Teachers return to court to review class-size decision
The B.C. Teachers Federation is going to court Tuesday in a gamble that it will gain more legal weight to throw behind slow-moving negotiations in the ongoing strike at B.C. schools.
But one labour expert says the return to court is a risky move for the union.
The 40,000-member BCTF will ask B.C. Supreme Court Justice Susan Griffin to clarify what she meant in April when she ruled the Liberal government violated the union's constitutional rights to negotiate their workplace conditions.
Griffin rapped the government's knuckles for passing legislation in 2002 that stripped the rights of teachers to negotiate class size and composition. She gave the Liberals until April 2012 to resolve the situation.
Bill 27, the Public Education Flexibility and Choice Act, prohibited the inclusion of certain items in teacher collective agreements, including staffing, class size and composition limits.
Bill 28, the Education Services Collective Agreement Act, amalgamated school districts and local bargaining units, imposing one collective agreement on teachers in newly amalgamated districts that had previously been covered by two or three local agreements.
BCTF president Susan Lambert said the court declared the two laws unconstitutional and restored the union's rights to bargain the class size and composition issues without the spectre of restrictive legislation hanging over the talks.
But Education Minister George Abbott said the laws remain on the books as the two sides take the court's direction and attempt to resolve the class size and composition issues.
Prof. Ken Thornicroft, a University of Victoria labour relations expert, said the teachers are rolling the dice by taking the matter before the court once again.
He said since Griffin's clear-cut ruling in their favour, the Supreme Court of Canada has upheld soft labour laws from Ontario relating to union rights for agricultural workers.
"I'm not so sure what their bargaining goals are, but I'm not so sure they are going to get it," he said.
Thornicroft said the Ontario government granted agricultural workers union rights after a court battle, but those rights did not include the right to strike. The law was good enough for the Supreme Court of Canada.
"When all was said and done, the Supreme Court of Canada upheld the Ontario legislation," he said.
"So, if that's all you really need in order to meet your constitutional rights -- it's really kind of a wimpy duty to consult, provide some sort of mechanism for some sort of recognition and you're good to go."

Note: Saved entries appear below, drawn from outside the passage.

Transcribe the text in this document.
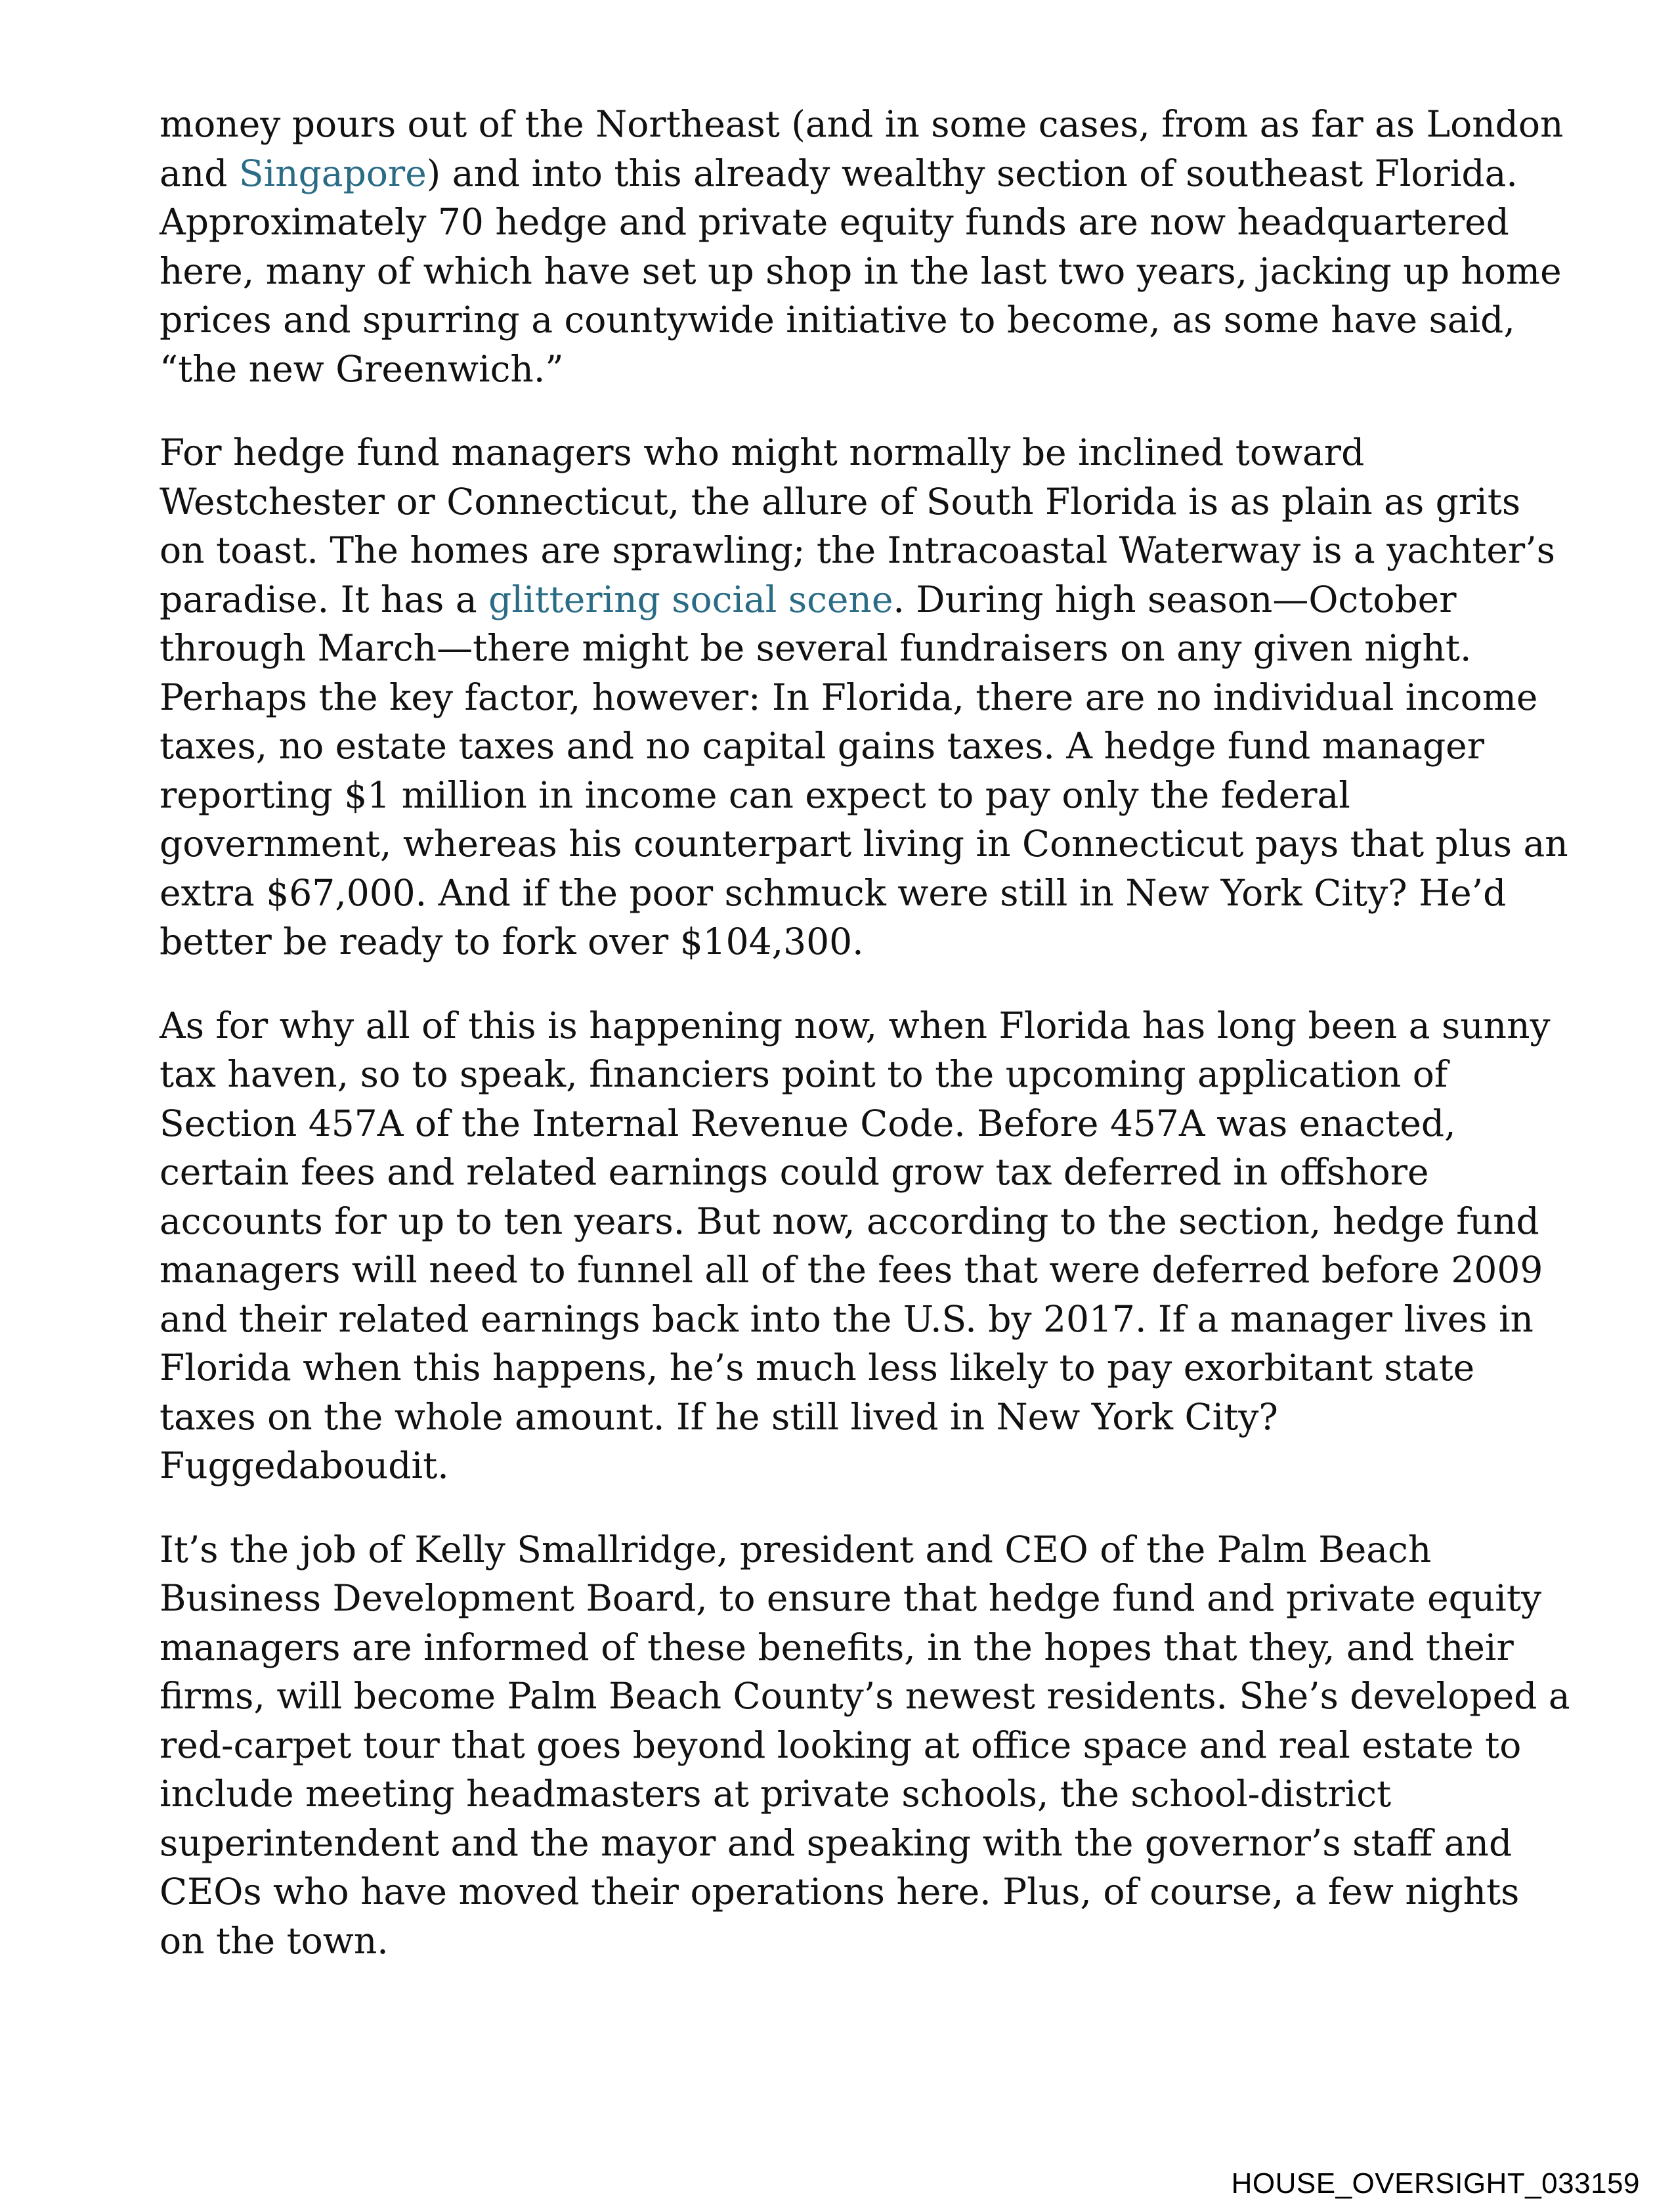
money pours out of the Northeast (and in some cases, from as far as London
and Singapore) and into this already wealthy section of southeast Florida.
Approximately 70 hedge and private equity funds are now headquartered
here, many of which have set up shop in the last two years, jacking up home
prices and spurring a countywide initiative to become, as some have said,
“the new Greenwich.”

For hedge fund managers who might normally be inclined toward
Westchester or Connecticut, the allure of South Florida is as plain as grits
on toast. The homes are sprawling; the Intracoastal Waterway is a yachter’s
paradise. It has a glittering social scene. During high season—October
through March—there might be several fundraisers on any given night.
Perhaps the key factor, however: In Florida, there are no individual income
taxes, no estate taxes and no capital gains taxes. A hedge fund manager
reporting $1 million in income can expect to pay only the federal
government, whereas his counterpart living in Connecticut pays that plus an
extra $67,000. And if the poor schmuck were still in New York City? He’d
better be ready to fork over $104,300.

As for why all of this is happening now, when Florida has long been a sunny
tax haven, so to speak, financiers point to the upcoming application of
Section 457A of the Internal Revenue Code. Before 457A was enacted,
certain fees and related earnings could grow tax deferred in offshore
accounts for up to ten years. But now, according to the section, hedge fund
managers will need to funnel all of the fees that were deferred before 2009
and their related earnings back into the U.S. by 2017. If a manager lives in
Florida when this happens, he’s much less likely to pay exorbitant state
taxes on the whole amount. If he still lived in New York City?
Fuggedaboudit.

It’s the job of Kelly Smallridge, president and CEO of the Palm Beach
Business Development Board, to ensure that hedge fund and private equity
managers are informed of these benefits, in the hopes that they, and their
firms, will become Palm Beach County’s newest residents. She’s developed a
red-carpet tour that goes beyond looking at office space and real estate to
include meeting headmasters at private schools, the school-district
superintendent and the mayor and speaking with the governor’s staff and
CEOs who have moved their operations here. Plus, of course, a few nights
on the town.

HOUSE_OVERSIGHT_033159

The government decided against appealing Griffin's decision, choosing instead to launch a process to negotiate class composition issues with teachers.
Last week, the government offered to spend $165 million over three years to address class composition issues to offer more help for students with special needs.
Abbott said the government will not contribute extra money to renegotiate class-size limits because research indicates cutting class sizes costs millions but produces limited results.
The BCTF rejected the offer, calling it inadequate in the face of class size and composition cuts estimated at $336 million annually.
But Abbott said the government believes the class composition offer will be viewed by Griffin as the initiation of a process to resolve the issues with the teachers.
The $165-million offer is similar to moves the the government made to reach agreements with the Hospital Employees Union and B.C. Nurses Union after the courts also ruled in favour of those unions in their complaints over Liberal legislation.
"The court did not direct an outcome (for the teachers). The court directed a process," said Abbott. "We believe we are doing precisely that. We believe our reading of the decision by Justice Griffin is correct."
The teachers have been in a legal strike position since the start of the school year and have been refusing to do most administrative work.
The union has refused to talk about the class size and composition issues at the negotiating table until it hears from the court.
"Legislation that was brought in in 2002, Bills 27 and 28, was a violation of our constitutional rights of association," said Lambert. "If that's the case, the obligation of government is that that legislation be repealed."
Opposition New Democrat Leader Adrian Dix laid the blame for the slow pace of contract talks and Tuesday's court appearance on the government, saying the 2002 legislation has hurt education for years and Abbott's comments about legislating an end to the dispute sidetracks negotiations.
"The problem on the teachers issue for 10 years has been that the government removed from the negotiating table the issues that might have allowed both sides to arrive at agreements," said Dix.
"Their actions damaged bargaining for a long time."
School Trustee Melanie Joy, spokeswoman for the B.C. Public School Employers' Association, said threats of legislation and court cases can disrupt the bargaining process.
"We need to have those conversations at the bargaining table," she said.